Of course, the initialization of the work_dict is similar. And in fact, you don't need to initialize it if you take care to use dict.get instead of dict[]:

work_dict[number] = work_dict[number] + 1
# is equivalent to
work_dict[number] = work_dict.get(number, 0) + 1  # default to 0 if not in dict

Ps., whenever you are counting something, consider using collections.Counter.

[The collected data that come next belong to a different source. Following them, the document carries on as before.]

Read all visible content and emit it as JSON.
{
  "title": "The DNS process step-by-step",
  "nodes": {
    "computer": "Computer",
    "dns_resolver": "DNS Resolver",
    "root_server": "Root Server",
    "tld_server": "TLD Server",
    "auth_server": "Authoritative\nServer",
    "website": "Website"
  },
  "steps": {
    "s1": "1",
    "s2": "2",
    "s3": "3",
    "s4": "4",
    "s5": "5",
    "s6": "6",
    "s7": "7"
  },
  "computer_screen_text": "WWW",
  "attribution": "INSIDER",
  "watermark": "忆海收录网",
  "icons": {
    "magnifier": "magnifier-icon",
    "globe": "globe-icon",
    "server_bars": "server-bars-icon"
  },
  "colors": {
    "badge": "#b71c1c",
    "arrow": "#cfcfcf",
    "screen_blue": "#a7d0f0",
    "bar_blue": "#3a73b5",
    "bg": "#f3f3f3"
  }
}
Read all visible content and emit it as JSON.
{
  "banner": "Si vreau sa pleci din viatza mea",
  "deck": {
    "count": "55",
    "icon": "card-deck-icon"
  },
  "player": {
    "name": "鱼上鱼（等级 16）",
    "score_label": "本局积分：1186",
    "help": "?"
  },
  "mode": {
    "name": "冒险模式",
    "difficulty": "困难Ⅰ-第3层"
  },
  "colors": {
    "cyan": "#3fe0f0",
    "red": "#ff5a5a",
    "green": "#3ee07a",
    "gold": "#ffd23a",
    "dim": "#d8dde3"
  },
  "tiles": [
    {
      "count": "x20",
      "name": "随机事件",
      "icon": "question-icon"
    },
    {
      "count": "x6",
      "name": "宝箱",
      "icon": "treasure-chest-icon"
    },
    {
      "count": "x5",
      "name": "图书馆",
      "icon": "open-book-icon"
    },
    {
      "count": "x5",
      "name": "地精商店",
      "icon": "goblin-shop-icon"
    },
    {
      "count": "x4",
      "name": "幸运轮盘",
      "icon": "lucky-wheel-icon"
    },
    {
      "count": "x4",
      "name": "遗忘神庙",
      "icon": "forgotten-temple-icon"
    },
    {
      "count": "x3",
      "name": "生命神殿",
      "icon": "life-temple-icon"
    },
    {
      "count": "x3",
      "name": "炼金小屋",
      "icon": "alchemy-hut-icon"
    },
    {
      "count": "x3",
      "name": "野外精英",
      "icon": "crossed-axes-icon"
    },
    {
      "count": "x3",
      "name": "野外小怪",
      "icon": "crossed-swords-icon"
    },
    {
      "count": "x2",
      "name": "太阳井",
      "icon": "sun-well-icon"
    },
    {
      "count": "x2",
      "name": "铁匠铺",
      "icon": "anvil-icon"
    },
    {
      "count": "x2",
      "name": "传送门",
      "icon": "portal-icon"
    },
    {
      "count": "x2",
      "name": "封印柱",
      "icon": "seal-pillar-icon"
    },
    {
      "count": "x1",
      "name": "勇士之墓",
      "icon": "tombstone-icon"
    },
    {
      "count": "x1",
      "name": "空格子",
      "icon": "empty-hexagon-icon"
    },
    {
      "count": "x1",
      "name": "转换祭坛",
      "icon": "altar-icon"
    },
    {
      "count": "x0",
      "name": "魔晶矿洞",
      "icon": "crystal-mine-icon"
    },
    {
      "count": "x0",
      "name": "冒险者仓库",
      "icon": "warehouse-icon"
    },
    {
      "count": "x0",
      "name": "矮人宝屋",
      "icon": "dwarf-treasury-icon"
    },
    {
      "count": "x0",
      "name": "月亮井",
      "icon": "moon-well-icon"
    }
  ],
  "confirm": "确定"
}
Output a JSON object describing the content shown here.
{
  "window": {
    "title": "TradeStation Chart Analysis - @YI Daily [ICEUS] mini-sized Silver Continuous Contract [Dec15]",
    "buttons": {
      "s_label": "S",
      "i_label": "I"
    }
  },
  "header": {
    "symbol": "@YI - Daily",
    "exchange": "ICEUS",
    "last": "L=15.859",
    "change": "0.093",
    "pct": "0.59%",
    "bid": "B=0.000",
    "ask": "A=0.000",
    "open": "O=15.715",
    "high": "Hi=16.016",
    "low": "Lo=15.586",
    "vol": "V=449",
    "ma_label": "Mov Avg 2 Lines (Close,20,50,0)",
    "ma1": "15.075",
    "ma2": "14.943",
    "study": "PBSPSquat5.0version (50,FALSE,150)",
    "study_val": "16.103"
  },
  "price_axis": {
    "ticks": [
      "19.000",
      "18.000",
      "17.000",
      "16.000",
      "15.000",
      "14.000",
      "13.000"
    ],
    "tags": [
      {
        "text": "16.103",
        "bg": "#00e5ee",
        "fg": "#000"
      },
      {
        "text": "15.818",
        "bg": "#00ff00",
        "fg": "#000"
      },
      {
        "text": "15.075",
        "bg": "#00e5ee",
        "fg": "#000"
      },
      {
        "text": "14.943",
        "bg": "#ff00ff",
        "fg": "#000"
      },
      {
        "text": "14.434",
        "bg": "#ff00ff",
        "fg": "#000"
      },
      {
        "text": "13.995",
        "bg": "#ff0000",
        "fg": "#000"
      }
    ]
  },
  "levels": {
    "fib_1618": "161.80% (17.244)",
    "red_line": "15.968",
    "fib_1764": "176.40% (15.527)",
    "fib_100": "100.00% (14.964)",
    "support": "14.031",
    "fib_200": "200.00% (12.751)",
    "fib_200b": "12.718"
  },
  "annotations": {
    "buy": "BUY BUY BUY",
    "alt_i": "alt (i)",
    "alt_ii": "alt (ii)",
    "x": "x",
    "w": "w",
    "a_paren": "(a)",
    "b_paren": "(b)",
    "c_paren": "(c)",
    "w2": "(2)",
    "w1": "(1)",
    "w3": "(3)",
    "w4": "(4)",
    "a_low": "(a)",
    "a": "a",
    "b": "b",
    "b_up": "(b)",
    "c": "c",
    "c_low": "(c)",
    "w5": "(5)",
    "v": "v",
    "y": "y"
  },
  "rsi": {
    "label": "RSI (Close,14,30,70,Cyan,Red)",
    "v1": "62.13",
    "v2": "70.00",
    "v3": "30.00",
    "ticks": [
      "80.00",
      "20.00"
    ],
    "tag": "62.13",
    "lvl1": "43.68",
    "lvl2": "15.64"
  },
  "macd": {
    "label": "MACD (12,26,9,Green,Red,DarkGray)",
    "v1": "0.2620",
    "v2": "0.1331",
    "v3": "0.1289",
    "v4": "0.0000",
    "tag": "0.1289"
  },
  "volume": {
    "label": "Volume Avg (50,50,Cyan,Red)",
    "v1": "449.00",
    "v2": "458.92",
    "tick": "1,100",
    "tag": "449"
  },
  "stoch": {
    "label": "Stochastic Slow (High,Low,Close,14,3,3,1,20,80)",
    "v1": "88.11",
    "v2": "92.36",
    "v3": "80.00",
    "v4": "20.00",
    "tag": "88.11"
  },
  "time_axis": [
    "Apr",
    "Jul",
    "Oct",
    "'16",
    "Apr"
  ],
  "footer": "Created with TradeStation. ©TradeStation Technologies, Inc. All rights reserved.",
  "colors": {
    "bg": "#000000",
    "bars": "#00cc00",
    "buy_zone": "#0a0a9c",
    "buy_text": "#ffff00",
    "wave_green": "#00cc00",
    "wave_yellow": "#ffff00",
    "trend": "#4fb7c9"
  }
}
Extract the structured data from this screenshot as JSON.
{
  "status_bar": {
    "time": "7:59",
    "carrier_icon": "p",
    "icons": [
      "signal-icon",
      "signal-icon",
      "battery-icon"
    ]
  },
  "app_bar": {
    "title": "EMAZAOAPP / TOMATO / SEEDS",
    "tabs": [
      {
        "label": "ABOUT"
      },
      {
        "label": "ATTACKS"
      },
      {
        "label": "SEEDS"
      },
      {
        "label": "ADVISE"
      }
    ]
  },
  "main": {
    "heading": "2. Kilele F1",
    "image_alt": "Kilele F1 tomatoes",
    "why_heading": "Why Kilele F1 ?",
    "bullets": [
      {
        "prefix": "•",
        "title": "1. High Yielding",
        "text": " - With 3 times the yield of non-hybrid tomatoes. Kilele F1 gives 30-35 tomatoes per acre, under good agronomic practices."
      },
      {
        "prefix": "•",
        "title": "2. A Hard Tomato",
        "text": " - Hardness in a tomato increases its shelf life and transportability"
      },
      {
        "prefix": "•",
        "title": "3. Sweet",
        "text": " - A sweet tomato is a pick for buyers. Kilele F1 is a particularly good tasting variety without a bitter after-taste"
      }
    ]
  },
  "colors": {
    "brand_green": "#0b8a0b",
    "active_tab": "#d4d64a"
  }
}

Warning: The rest of this answer tries to address the problem that OP say they are solving in the comments to the question. However, it is not certain that the understanding of the problem by the OP is correct. From here on, we assume that you are allowed to shuffle all the input digits, whereas the original problem probably only allows shuffling around the numbers.


If you want to have it as compact and "functional" as possible, it would be much easier to just sort the entire input and output it:

def maximum_number(lst):
    return int(''.join(sorted(''.join(str(x) for x in lst), reverse=True)))

However, note that this doesn't work on the empty list (which might be okay, depending on the specification of the function).

It should also be mentioned that

  1. it is harder to write than the "manual loop" variant, which can be important in an interview
  2. it might be harder to read and thus to debug, but I believe that this is up to the eye of the beholder to determine

For complexity, this is O(n log n) whereas the optimal algorithm has running time O(n). We again see the trade-off between running time and readability.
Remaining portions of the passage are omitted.